Albertans want more financial literacy taught in classrooms

Albertans have identified financial literacy as a priority in a survey undertaken by Alberta Education in its bid to overhaul the education curriculum.

"Start early — the talk about money can never happen soon enough,' says financial literacy expert

Education Minister David Eggen said most respondents support the introduction of lessons in financial literacy early on. (CBC)

Albertans say teaching financial literacy should be a priority in schools, according to a new survey conducted by Alberta Education in its bid to overhaul the education curriculum.

On Monday, Alberta Education released survey results involving 32,391 parents, teachers and students, in which a majority agreed on the importance of teaching students early on how to manage their finances.

The survey is part of a six-year review of the curriculum that began last year.

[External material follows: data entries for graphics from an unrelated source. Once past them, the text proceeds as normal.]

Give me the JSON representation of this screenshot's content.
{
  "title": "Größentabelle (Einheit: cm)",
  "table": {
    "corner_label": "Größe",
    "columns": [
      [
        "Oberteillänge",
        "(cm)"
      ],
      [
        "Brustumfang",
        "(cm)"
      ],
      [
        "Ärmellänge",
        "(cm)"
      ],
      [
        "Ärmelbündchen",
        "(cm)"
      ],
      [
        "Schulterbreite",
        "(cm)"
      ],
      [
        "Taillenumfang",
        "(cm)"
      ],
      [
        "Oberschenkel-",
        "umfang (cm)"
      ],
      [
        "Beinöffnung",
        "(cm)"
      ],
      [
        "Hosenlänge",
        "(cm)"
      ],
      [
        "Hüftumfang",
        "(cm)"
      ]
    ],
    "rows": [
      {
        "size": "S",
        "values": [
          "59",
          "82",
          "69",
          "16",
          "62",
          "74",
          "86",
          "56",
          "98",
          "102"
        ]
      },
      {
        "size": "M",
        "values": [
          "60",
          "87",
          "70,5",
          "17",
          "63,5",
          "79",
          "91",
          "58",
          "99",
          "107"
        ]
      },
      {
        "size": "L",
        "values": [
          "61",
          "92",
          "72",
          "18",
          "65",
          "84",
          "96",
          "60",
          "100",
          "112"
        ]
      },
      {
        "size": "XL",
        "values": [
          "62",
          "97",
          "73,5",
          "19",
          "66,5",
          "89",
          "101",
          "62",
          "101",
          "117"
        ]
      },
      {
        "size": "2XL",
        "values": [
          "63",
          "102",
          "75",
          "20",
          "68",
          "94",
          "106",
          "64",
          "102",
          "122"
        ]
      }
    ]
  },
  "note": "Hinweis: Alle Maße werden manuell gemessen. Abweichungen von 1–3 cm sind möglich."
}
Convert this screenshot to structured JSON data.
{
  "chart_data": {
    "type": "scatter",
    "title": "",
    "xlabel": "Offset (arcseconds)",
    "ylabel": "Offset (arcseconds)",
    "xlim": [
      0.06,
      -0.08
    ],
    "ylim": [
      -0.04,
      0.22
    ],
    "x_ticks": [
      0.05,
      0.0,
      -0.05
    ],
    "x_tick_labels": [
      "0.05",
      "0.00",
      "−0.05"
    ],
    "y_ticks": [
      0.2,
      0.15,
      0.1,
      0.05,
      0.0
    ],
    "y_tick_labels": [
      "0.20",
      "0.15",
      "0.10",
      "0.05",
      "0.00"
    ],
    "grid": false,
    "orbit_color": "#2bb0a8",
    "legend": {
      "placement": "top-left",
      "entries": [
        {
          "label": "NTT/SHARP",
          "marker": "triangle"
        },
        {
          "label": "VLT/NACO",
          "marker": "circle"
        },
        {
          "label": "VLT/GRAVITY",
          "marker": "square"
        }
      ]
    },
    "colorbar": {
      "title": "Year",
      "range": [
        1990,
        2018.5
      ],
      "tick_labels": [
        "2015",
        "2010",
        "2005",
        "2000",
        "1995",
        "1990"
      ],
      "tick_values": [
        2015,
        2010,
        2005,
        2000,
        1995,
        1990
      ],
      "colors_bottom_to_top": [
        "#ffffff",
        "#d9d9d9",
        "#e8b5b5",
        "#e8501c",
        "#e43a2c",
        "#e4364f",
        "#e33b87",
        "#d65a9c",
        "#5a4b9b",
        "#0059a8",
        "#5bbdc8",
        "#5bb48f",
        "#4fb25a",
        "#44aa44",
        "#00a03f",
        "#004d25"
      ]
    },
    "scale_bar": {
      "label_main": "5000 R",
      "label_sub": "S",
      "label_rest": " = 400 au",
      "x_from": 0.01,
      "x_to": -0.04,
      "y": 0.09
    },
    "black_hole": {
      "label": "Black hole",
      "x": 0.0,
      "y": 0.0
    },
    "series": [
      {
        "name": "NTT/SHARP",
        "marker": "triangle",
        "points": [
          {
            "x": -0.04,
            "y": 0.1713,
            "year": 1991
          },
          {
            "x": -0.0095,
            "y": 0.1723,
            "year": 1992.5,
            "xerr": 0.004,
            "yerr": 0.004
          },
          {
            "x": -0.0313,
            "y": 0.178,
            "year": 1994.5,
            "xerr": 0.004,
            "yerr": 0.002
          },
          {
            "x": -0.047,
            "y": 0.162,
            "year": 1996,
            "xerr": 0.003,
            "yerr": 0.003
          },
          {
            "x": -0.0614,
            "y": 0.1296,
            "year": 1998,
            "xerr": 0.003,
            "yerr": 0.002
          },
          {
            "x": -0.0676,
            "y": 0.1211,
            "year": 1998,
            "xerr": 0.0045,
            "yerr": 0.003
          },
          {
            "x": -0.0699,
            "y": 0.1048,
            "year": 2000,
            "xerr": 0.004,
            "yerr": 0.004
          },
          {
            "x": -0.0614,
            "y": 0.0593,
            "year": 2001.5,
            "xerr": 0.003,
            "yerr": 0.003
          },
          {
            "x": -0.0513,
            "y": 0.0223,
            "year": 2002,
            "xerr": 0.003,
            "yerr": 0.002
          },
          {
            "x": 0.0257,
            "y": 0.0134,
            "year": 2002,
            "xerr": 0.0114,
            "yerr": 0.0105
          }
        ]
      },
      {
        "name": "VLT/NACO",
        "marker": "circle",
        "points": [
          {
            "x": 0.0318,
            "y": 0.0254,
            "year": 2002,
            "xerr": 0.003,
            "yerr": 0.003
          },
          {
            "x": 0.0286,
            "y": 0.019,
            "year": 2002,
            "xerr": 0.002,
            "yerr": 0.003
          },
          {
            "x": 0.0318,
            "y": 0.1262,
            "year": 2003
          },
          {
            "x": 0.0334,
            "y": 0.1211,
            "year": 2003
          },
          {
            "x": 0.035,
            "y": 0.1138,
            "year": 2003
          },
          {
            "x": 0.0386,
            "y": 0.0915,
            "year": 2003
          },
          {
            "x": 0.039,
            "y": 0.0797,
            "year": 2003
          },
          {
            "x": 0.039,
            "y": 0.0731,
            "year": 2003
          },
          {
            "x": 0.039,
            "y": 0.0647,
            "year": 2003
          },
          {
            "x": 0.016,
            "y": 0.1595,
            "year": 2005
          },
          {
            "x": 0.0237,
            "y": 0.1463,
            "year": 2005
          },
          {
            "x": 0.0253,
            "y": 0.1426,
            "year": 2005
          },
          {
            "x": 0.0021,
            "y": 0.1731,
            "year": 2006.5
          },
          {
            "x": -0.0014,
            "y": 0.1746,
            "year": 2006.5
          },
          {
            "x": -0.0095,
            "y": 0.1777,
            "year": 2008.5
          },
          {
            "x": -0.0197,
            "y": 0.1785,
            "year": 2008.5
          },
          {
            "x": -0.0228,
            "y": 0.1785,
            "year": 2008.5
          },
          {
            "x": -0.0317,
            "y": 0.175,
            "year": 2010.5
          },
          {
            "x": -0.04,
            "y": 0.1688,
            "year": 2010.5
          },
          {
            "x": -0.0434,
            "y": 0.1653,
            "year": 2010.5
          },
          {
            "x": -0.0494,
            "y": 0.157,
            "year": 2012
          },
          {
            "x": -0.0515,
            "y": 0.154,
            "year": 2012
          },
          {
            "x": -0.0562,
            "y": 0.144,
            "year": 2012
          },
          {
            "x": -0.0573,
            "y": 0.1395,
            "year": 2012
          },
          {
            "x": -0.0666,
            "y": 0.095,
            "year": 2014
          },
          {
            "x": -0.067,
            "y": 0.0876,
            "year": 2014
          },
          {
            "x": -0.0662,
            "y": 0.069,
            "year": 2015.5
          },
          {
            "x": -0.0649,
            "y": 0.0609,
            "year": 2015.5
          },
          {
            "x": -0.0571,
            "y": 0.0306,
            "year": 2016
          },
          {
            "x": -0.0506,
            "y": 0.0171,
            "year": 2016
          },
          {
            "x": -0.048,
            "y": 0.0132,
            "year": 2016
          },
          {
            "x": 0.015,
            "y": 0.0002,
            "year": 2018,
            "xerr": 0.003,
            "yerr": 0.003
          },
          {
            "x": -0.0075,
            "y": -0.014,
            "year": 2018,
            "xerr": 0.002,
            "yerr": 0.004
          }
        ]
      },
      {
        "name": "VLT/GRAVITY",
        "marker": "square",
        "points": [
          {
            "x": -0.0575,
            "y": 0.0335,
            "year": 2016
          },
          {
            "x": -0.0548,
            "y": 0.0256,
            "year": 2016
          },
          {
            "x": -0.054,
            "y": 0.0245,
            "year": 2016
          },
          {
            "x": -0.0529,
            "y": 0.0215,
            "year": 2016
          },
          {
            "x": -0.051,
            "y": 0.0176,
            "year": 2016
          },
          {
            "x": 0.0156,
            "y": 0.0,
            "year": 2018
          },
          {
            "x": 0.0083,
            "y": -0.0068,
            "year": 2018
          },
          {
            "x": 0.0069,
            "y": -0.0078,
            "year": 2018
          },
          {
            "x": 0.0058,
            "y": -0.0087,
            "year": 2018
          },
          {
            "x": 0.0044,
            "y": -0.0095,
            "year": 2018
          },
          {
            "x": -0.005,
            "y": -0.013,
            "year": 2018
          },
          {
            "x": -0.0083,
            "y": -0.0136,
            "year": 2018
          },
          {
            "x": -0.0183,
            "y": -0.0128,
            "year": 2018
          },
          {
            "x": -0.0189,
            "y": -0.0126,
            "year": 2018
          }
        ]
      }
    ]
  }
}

"We saw some interesting feedback that will require further deliberation and work with our partners," said Education Minister David Eggen. "For example, 90 per cent of respondents supporting the introduction of financial literacy as early as elementary school."

Ministry officials said Alberta high school students currently have the option to take 25 courses in financial management, as well as opportunities to learn about money in classes such as business and administration.

But survey respondents said lessons on money management should be included as early as grade four and continue throughout junior high.
Troy Tisserand, a founder of financial literacy program EmpowerU, said teaching lessons around money management has fallen from parents to the education system.

Never too early

"Start early — the talk about money can never happen soon enough," said Troy Tisserand, founder of an Edmonton-based financial literacy program called EmpowerU.

He also advised Alberta Education to "make sure that teachers have the skills to be able to effectively deliver that in the classroom."

Tisserand said early education around money used to happen at home, but with the rise of online banking and both parents often working, "it's really fallen on the education system."

He said money is used every day and choices not only define people's financial futures but also their quality of life, including mental wellness.

Eggen said the ministry will review opportunities to include financial literacy across different subjects and grades.

Upcoming opportunities for Albertans to share their views on the changes to curriculum will be announced by the province shortly.